Leave is an often misunderstood subject, but one of the most common mistakes is confusing taking time off for dependents with emergency leave.
Employees are entitled to have time off in the event of an emergency, or due to unforeseen circumstances, but it must involve a dependent.
Lara Murray, an employment law expert with Palmers, explained: “The difference between the two types of leave is that employees don’t have a legislative right to time off for general emergencies, such as a flood at their home for example – but time off for dependents is a statutory right available to all employees, from the first day of their employment.
“Employees may also have the right to take time off for other emergency reasons if the employer decides to allow this – any ‘emergency leave’ policy should be included in your contract of employment.”
Employment legislation states that employees only have a right to take a reasonable amount of time off for dependents, and there is no legal right to be paid for it unless the contract states otherwise. The problem is that legislation doesn’t give an indication as to what is classed as ‘reasonable’.

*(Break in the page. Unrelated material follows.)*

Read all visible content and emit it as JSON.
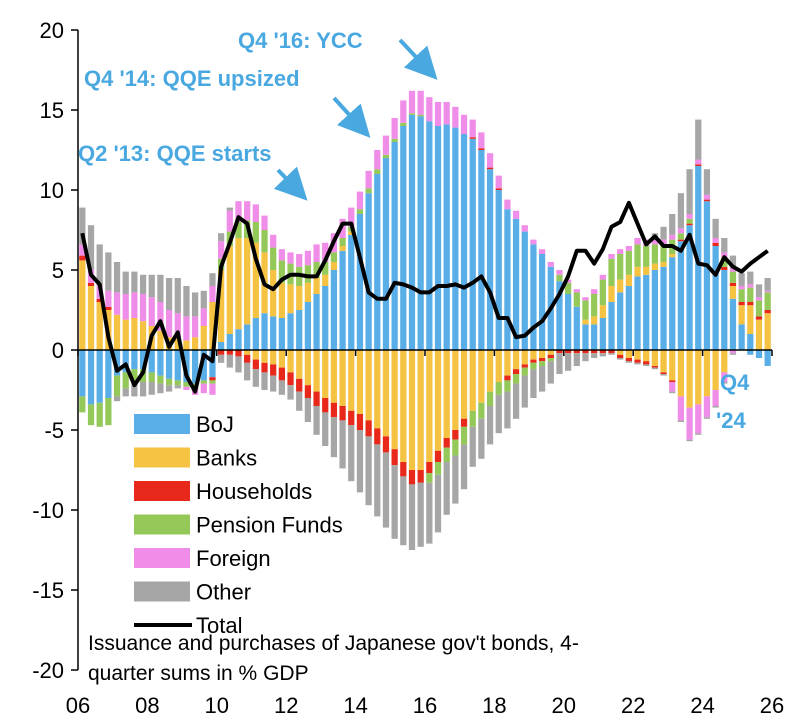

Reasonable leave depends on the type of emergency, and can vary from one situation to another. Should an emergency relating to a dependent arise, the employee must inform their employer that they need time off as soon as is reasonably practicable, and give an indication of how much time they envisage needing.
Time off in these circumstances is usually to deal with matters such as:
- Childcare arrangements which have fallen through
- Taking a dependent to hospital in an emergency
- The death of a dependent
This entitlement is not intended to be used when employees knew about the situation beforehand, such as a pre-scheduled hospital appointment. In those cases, employers should agree with employees how this time off will be covered, for example annual leave or using time off in lieu.
Similarly, time off for dependents does not cover situations which arise after the emergency, such as looking after a sick child – in which case it can only be used in order to arrange replacement childcare. If the employee needs to take time off to look after their child, this should generally be covered by annual leave, parental leave or some other means.
A dependent has to be an immediate member of family, such as:
- Civil partner
However, it can also include someone who depends on the employee in the event of emergencies –such as an elderly neighbour.